Safari. 0.495s 9.7mips. (2x improvement)
Chrome. 0.085s. 56mips. (7x improvement)
Firefox. 3.6s. 1.5mips. (3x improvement)

These numbers are nothing short of astonishing. Safari doubles its performance when you remove the function call overhead. Firefox benefitted from. 3x improvement from removing the function call overhead. But Chrome! Chrome demonstrates what happens when the JIT can finally kick in. Not only did the function call overhead go way, but we obviously hit a code path that the JIT liked. In fact, Chrome's performance is not only approaching the performance of native code, but approaching what the FPGA implementation would achieve. As such the performance is at a level suitable for prototyping actual applications, although at almost 100x the power draw.

But why bother doing this at all? Why prototype a VM in JavaScript? Well, for one thing, we almost always have access to a browser, so experimenting is relatively inexpensive. We can always reset the simulation by CMD-R, reloading the page. Additionally, we have virtualized hardware support through the DOM API. With a little bit of code, we can emulate memory mapped I/O for the display, PCM audio, keyboard, mouse, touch pad, and even network via WebSockets and a socket proxy.

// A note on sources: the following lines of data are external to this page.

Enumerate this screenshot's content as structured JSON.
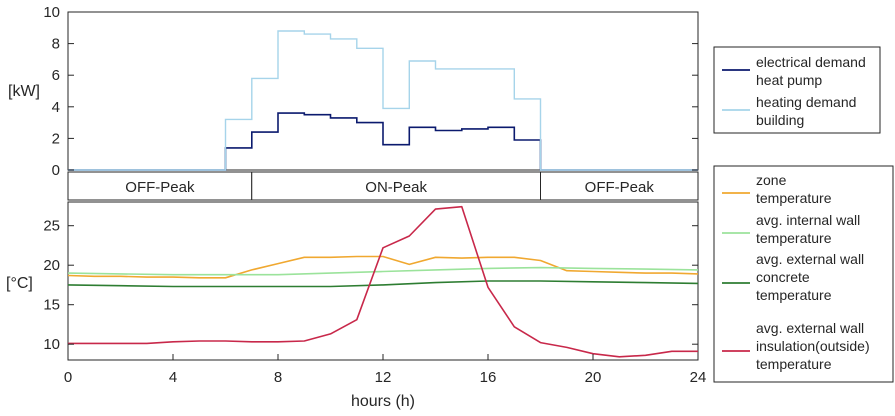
{
  "chart_data": [
    {
      "type": "line",
      "ylabel": "[kW]",
      "xlim": [
        0,
        24
      ],
      "ylim": [
        0,
        10
      ],
      "yticks": [
        0,
        2,
        4,
        6,
        8,
        10
      ],
      "grid": false,
      "legend_position": "right",
      "series": [
        {
          "name": "electrical demand heat pump",
          "name_lines": [
            "electrical demand",
            "heat pump"
          ],
          "color": "#0b1a6e",
          "step": true,
          "x": [
            6,
            7,
            8,
            9,
            10,
            11,
            12,
            13,
            14,
            15,
            16,
            17,
            18
          ],
          "values": [
            1.4,
            2.4,
            3.6,
            3.5,
            3.3,
            3.0,
            1.6,
            2.7,
            2.5,
            2.6,
            2.7,
            1.9,
            0
          ]
        },
        {
          "name": "heating demand building",
          "name_lines": [
            "heating demand",
            "building"
          ],
          "color": "#a6d4ea",
          "step": true,
          "x": [
            6,
            7,
            8,
            9,
            10,
            11,
            12,
            13,
            14,
            15,
            16,
            17,
            18
          ],
          "values": [
            3.2,
            5.8,
            8.8,
            8.6,
            8.3,
            7.7,
            3.9,
            6.9,
            6.4,
            6.4,
            6.4,
            4.5,
            0
          ]
        }
      ],
      "periods": [
        {
          "label": "OFF-Peak",
          "start": 0,
          "end": 7
        },
        {
          "label": "ON-Peak",
          "start": 7,
          "end": 18
        },
        {
          "label": "OFF-Peak",
          "start": 18,
          "end": 24
        }
      ]
    },
    {
      "type": "line",
      "xlabel": "hours (h)",
      "ylabel": "[°C]",
      "xlim": [
        0,
        24
      ],
      "ylim": [
        8,
        28
      ],
      "xticks": [
        0,
        4,
        8,
        12,
        16,
        20,
        24
      ],
      "yticks": [
        10,
        15,
        20,
        25
      ],
      "grid": false,
      "legend_position": "right",
      "series": [
        {
          "name": "zone temperature",
          "name_lines": [
            "zone",
            "temperature"
          ],
          "color": "#f0a830",
          "x": [
            0,
            1,
            2,
            3,
            4,
            5,
            6,
            7,
            8,
            9,
            10,
            11,
            12,
            13,
            14,
            15,
            16,
            17,
            18,
            19,
            20,
            21,
            22,
            23,
            24
          ],
          "values": [
            18.7,
            18.6,
            18.6,
            18.5,
            18.5,
            18.4,
            18.4,
            19.4,
            20.2,
            21.0,
            21.0,
            21.1,
            21.1,
            20.1,
            21.0,
            20.9,
            21.0,
            21.0,
            20.6,
            19.3,
            19.2,
            19.1,
            19.0,
            19.0,
            18.9
          ]
        },
        {
          "name": "avg. internal wall temperature",
          "name_lines": [
            "avg. internal wall",
            "temperature"
          ],
          "color": "#9be39b",
          "x": [
            0,
            2,
            4,
            6,
            8,
            10,
            12,
            14,
            16,
            18,
            20,
            22,
            24
          ],
          "values": [
            19.0,
            18.9,
            18.8,
            18.8,
            18.8,
            19.0,
            19.2,
            19.4,
            19.6,
            19.7,
            19.6,
            19.5,
            19.4
          ]
        },
        {
          "name": "avg. external wall concrete temperature",
          "name_lines": [
            "avg. external wall",
            "concrete",
            "temperature"
          ],
          "color": "#2e7d32",
          "x": [
            0,
            2,
            4,
            6,
            8,
            10,
            12,
            14,
            16,
            18,
            20,
            22,
            24
          ],
          "values": [
            17.5,
            17.4,
            17.3,
            17.3,
            17.3,
            17.3,
            17.5,
            17.8,
            18.0,
            18.0,
            17.9,
            17.8,
            17.7
          ]
        },
        {
          "name": "avg. external wall insulation(outside) temperature",
          "name_lines": [
            "avg. external wall",
            "insulation(outside)",
            "temperature"
          ],
          "color": "#c8284a",
          "x": [
            0,
            1,
            2,
            3,
            4,
            5,
            6,
            7,
            8,
            9,
            10,
            11,
            12,
            13,
            14,
            15,
            16,
            17,
            18,
            19,
            20,
            21,
            22,
            23,
            24
          ],
          "values": [
            10.1,
            10.1,
            10.1,
            10.1,
            10.3,
            10.4,
            10.4,
            10.3,
            10.3,
            10.4,
            11.3,
            13.1,
            22.2,
            23.7,
            27.1,
            27.4,
            17.2,
            12.2,
            10.2,
            9.6,
            8.8,
            8.4,
            8.6,
            9.1,
            9.1
          ]
        }
      ]
    }
  ]
}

The cFirth implementation can do these things through SDL, but it requires more effort to reload and test ideas. Also, it is much easier to debug the JavaScript based version.

But there is a very interesting side benefit of experimenting this way, JavaScript optimization techniques emerge that would go otherwise ignored. Having seen how efficient the JIT can be when fed code that it is capable of optimizing, it becomes evident that a JavaScript preprocessor is necessary. It is not enough to write JavaScript so that a human can read it, but also the optimizer too. As such, having a tool which can unravel human friendly code and produce optimizer friendly code becomes a huge win.

A first obvious step is to write a macro preprocessor for JavaScript to rewrite the JS source and recompile. Since we can have undefined references in a script, we can treat each macro as an undefined function initially. When the macro expansion occurs each of these function calls are replaced. Our macro expansion engine may just be a term rewriting engine, or a complex stream processing engine. With macro expansions, the core of the switch can be made more readable, but at the same time preserve performance.

Also inspired by this work, I did some more analysis on how different techniques implement JavaScript performance. Some of my preliminary findings hint at some rather surprising optimization techniques. The variations between browsers also makes micro-optimizations difficult. I've unearthed some rules of thumb which indicate a term rewriting engine could in some cases produce speed improvements of 50% to 1000% with no loss of readability, while actually producing safer, more fault tolerant code. More on that layer this week.